Вспыхивали и гасли светофоры, беззвучно пролетали по улицам машины, кто-то суматошно в неположенном месте перебегал дорогу, кто-то в уличной толпе у края тротуара, прощаясь, наскоро целовался, швейцар в золотой канители не пускал кого-то в ресторан.
Зачем это было и к чему?
И все казалось одним немым, ненужным, заигранным и скучным спектаклем. На один только миг я вдруг возвращался, и все оживало и голосило, как в детстве и юности, свистело милицейскими свистками, шуршало автомобильными шинами, трезвонило старыми, добрыми трамвайными звонками.

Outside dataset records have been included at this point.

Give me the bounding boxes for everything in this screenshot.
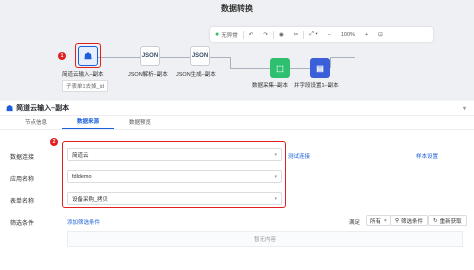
undo-button[interactable]: ↶ bbox=[244, 32, 259, 38]
node-json-parse[interactable]: JSON bbox=[140, 46, 160, 66]
run-icon: ◉ bbox=[278, 31, 284, 38]
node-jiandaoyun-input[interactable]: ☗ bbox=[78, 46, 98, 66]
json-icon: JSON bbox=[141, 53, 159, 59]
test-connection-link[interactable]: 测试连接 bbox=[288, 152, 310, 160]
layout-icon: ⤢ ▾ bbox=[309, 31, 318, 37]
data-collect-icon: ⬚ bbox=[276, 63, 284, 73]
jiandaoyun-input-icon: ☗ bbox=[6, 103, 14, 113]
tab-node-info[interactable]: 节点信息 bbox=[10, 118, 62, 129]
edge bbox=[330, 57, 355, 58]
add-filter-link[interactable]: 添加筛选条件 bbox=[67, 218, 100, 226]
properties-panel: ☗ 简道云输入–副本 ▾ 节点信息 数据来源 数据预览 2 数据连接 简道云 ▾… bbox=[0, 101, 474, 270]
zoom-out-button[interactable]: − bbox=[323, 32, 336, 38]
filter-button-label: 筛选条件 bbox=[401, 218, 424, 225]
form-value: 设备采购_拷贝 bbox=[72, 196, 109, 203]
json-icon: JSON bbox=[191, 53, 209, 59]
status-indicator[interactable]: ● 无异常 bbox=[210, 31, 243, 39]
edge bbox=[210, 57, 230, 58]
node-label: 简道云输入–副本 bbox=[62, 72, 104, 78]
filter-button[interactable]: ⚲ 筛选条件 bbox=[390, 215, 429, 226]
edge bbox=[230, 68, 270, 69]
chevron-down-icon: ▾ bbox=[384, 217, 387, 224]
panel-header: ☗ 简道云输入–副本 ▾ bbox=[0, 101, 474, 116]
node-label: 并字段设置1–副本 bbox=[294, 83, 339, 89]
filter-icon: ⚲ bbox=[395, 217, 400, 224]
canvas-toolbar: ● 无异常 ↶ ↷ ◉ ✂ ⤢ ▾ − 100% + ⊡ bbox=[210, 27, 433, 42]
refresh-button-label: 重新获取 bbox=[439, 218, 462, 225]
connection-value: 简道云 bbox=[72, 152, 89, 159]
collapse-icon[interactable]: ▾ bbox=[463, 105, 466, 112]
run-button[interactable]: ◉ bbox=[274, 32, 289, 38]
zoom-level: 100% bbox=[340, 31, 355, 38]
connection-select[interactable]: 简道云 ▾ bbox=[67, 148, 282, 161]
node-label: 数据采集–副本 bbox=[252, 83, 289, 89]
status-label: 无异常 bbox=[221, 32, 238, 39]
tab-data-preview[interactable]: 数据预览 bbox=[114, 118, 166, 129]
redo-button[interactable]: ↷ bbox=[258, 32, 273, 38]
form-select[interactable]: 设备采购_拷贝 ▾ bbox=[67, 192, 282, 205]
annotation-badge-2: 2 bbox=[50, 138, 58, 146]
field-setting-icon: ▤ bbox=[316, 63, 324, 73]
filter-label: 筛选条件 bbox=[10, 221, 35, 227]
tab-data-source[interactable]: 数据来源 bbox=[62, 117, 114, 129]
satisfy-select[interactable]: 所有 ▾ bbox=[366, 215, 391, 226]
refresh-button[interactable]: ↻ 重新获取 bbox=[428, 215, 467, 226]
annotation-badge-1: 1 bbox=[58, 52, 66, 60]
zoom-in-button[interactable]: + bbox=[360, 32, 373, 38]
refresh-icon: ↻ bbox=[433, 217, 438, 224]
fit-screen-icon: ⊡ bbox=[378, 31, 383, 38]
fit-button[interactable]: ⊡ bbox=[373, 32, 388, 38]
empty-state: 暂无内容 bbox=[67, 231, 463, 247]
chevron-down-icon: ▾ bbox=[274, 196, 277, 202]
node-data-collect[interactable]: ⬚ bbox=[270, 58, 290, 78]
node-label: JSON生成–副本 bbox=[176, 72, 216, 78]
node-field-setting[interactable]: ▤ bbox=[310, 58, 330, 78]
undo-icon: ↶ bbox=[248, 31, 254, 38]
minus-icon: − bbox=[327, 31, 331, 38]
edge bbox=[290, 68, 310, 69]
flow-canvas[interactable]: 数据转换 ● 无异常 ↶ ↷ ◉ ✂ ⤢ ▾ − 100% + ⊡ 1 ☗ 简道… bbox=[0, 0, 474, 100]
edge bbox=[98, 57, 140, 58]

А когда я вышел в центр, меня охватило странное чувство иллюзорности, неправдоподобия и одновременно уже раз где-то виденного, не понятого, не прочувствованного до конца, жуткое чувство, что я не надышался, не выжил все это, а оно уже не нужное мне, в покойницком свете люминесцентных ламп, расплывчатое и тусклое, как на экране локатора, идущее где-то в тумане, и штормах, и брызгах, и живом ветре, независимо от меня и не для меня.
В первый раз, когда это случилось, когда оглушили эта пустота и равнодушие, ты очень испугался, казалось, что это конец, что больше никогда ничего не будет. Но потом это прошло, просто прошло, и даже не верилось, что это было с тобой, а потом это снова настигло, оглушило, и ты все время ждал и говорил себе: это пройдет, пройдет. И так оно и было.
Тут у меня уже был некоторый опыт, и я знал: надо только иметь некоторое терпение, не впадать в панику, и это пройдет, снимется, как катаракта с глаза, и следа не останется.
Но вместе с этим и жизнь проходит, будто просачивается сквозь сито.
Раньше в вечернем центре мне всегда было радостно, завлекательно, только выходил из метро на площадь Революции, и вечерние огни, и случайная, возбужденная, взбудораженная толпа безвестных женихов, рогоносцев, любовников, зевак, и эта атмосфера ожидания приключений. Я сразу все видел, и понимал, и на лету схватывал улыбку, взгляд косой, мимолетный, похоронную фигуру безнадежного стояния и понимал, что к чему и что будет дальше, кто просто надеется на манну небесную, у кого шансы и кто сиюминутно счастлив, а кто срочно идет ко дну. Но и те, и эти были в хмелю, захвачены блеском фонарей, нервным тиком вечерней улицы, вовлекая и меня в яркое колесо.